I have accepted the confession of many people, and I have also accepted the confession of Mr. Duan many times.

But only this time, I really felt the sincerity of the person before me.

In fact, for Duan Qiao, there are too many people around me who are better than me, who are good, beautiful, and from good family background, and countless girls have worked hard to reach my current position.
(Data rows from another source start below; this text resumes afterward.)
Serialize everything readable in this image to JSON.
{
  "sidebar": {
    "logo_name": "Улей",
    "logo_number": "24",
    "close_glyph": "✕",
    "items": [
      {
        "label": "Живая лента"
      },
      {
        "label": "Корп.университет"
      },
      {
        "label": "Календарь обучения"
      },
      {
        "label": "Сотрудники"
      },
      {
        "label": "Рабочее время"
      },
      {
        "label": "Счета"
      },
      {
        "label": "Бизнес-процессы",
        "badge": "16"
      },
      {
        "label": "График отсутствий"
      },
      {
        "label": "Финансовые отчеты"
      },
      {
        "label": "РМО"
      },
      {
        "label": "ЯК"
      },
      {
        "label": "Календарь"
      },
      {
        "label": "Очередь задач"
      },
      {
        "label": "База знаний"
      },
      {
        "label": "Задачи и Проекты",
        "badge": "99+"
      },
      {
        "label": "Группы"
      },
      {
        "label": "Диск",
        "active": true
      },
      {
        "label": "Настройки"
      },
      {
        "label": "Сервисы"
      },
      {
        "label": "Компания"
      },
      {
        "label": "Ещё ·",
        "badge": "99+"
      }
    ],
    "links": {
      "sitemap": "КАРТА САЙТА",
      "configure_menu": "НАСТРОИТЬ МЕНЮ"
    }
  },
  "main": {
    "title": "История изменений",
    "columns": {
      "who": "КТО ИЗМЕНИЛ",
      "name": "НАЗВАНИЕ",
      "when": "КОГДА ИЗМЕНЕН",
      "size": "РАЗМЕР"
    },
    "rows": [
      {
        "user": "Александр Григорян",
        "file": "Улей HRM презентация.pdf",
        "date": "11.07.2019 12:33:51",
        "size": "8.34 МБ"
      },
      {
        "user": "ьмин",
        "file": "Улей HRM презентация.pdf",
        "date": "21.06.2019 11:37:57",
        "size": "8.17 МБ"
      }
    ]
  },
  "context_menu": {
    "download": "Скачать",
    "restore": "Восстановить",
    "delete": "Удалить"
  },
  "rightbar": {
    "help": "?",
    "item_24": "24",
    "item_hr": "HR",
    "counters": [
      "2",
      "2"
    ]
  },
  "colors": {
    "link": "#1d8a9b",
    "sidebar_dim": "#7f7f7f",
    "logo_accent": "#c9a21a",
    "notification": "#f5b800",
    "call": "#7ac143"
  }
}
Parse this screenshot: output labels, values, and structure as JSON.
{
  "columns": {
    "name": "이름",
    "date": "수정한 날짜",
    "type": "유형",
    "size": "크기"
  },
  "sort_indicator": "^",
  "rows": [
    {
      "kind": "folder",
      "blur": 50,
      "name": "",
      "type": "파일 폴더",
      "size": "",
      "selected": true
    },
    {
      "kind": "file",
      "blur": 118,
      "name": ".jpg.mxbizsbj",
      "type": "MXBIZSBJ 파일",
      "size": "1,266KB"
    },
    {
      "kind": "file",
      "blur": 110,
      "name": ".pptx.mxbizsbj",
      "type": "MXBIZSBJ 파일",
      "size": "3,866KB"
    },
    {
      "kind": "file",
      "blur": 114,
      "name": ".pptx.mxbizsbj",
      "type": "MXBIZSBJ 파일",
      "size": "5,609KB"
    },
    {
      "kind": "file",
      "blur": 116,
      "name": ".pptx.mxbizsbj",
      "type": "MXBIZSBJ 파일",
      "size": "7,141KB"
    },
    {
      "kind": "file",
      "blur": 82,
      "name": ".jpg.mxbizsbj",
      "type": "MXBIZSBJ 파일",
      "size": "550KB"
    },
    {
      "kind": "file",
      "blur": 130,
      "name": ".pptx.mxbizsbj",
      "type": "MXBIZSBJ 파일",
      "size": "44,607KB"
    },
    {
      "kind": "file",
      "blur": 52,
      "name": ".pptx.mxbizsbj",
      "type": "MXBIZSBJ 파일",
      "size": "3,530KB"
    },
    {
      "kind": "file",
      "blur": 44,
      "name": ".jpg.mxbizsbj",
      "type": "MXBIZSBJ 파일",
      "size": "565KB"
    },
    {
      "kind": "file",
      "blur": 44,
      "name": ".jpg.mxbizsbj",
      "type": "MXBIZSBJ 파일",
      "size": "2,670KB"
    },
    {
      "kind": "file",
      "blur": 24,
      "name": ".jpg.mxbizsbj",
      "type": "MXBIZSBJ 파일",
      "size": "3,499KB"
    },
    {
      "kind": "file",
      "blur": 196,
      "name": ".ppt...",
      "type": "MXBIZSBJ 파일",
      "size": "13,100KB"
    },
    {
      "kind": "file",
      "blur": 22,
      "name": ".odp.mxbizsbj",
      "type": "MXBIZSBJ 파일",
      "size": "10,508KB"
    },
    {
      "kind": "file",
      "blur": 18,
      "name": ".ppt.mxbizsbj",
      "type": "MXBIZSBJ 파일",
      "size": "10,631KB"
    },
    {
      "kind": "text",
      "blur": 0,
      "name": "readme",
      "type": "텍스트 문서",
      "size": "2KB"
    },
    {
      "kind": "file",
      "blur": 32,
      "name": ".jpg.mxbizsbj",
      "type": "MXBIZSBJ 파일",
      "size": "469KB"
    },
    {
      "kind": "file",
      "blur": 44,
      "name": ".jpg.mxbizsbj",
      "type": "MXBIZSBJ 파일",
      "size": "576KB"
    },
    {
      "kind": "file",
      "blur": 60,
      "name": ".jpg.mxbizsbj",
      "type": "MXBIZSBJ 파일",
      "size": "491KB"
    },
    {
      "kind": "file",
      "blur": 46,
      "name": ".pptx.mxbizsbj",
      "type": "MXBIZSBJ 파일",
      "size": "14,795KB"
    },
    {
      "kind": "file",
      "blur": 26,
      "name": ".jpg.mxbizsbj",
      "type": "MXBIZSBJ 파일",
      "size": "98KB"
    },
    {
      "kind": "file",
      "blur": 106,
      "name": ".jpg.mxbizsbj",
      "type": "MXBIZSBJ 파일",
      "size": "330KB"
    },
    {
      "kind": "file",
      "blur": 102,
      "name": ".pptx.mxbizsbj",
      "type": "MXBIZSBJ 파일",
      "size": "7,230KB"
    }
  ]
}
Seriously, I don't have the confidence to enjoy Duanqiao's love all the time.

At the beginning, I didn't know how much truth and falsehood in Duan Qiao's words were mixed with the two of us together.

When I was a child, Duan Qiao babbled behind me every day like a follower. I never thought about what might happen to me and the little boy in my memory.

Especially at that moment when I was disheartened, I couldn’t combine the Duan Qiao that appeared before me with my childhood fat playmate. If it weren’t for the backlog of various problems on my body, maybe I would not accept it at that time. His courtship.

So I can't be sure, for a childhood playmate who has never met for many years, Duan Qiao's love for me includes how many beautiful childhood imaginations and how much love at first sight when he really saw me.

So it’s hard for me to really accept this man. At the beginning, every minute and every second I spent with Duan Qiao made my heart more and more secure, and I became more and more convinced of how pure this man loves me. .

After listening to this explanation, my heart has softened into a vast ocean, and I really apologize for his petty temper after he took me out of the villa. I don’t know how to say the feelings and state of mind right now in my heart, so I had to say sorry over and over again, and promised me to love you over and over again.

I love you Duan Qiao, this love is not mixed with any emotions, it is just the most sincere and purest love sublimated after being washed by the lead of life.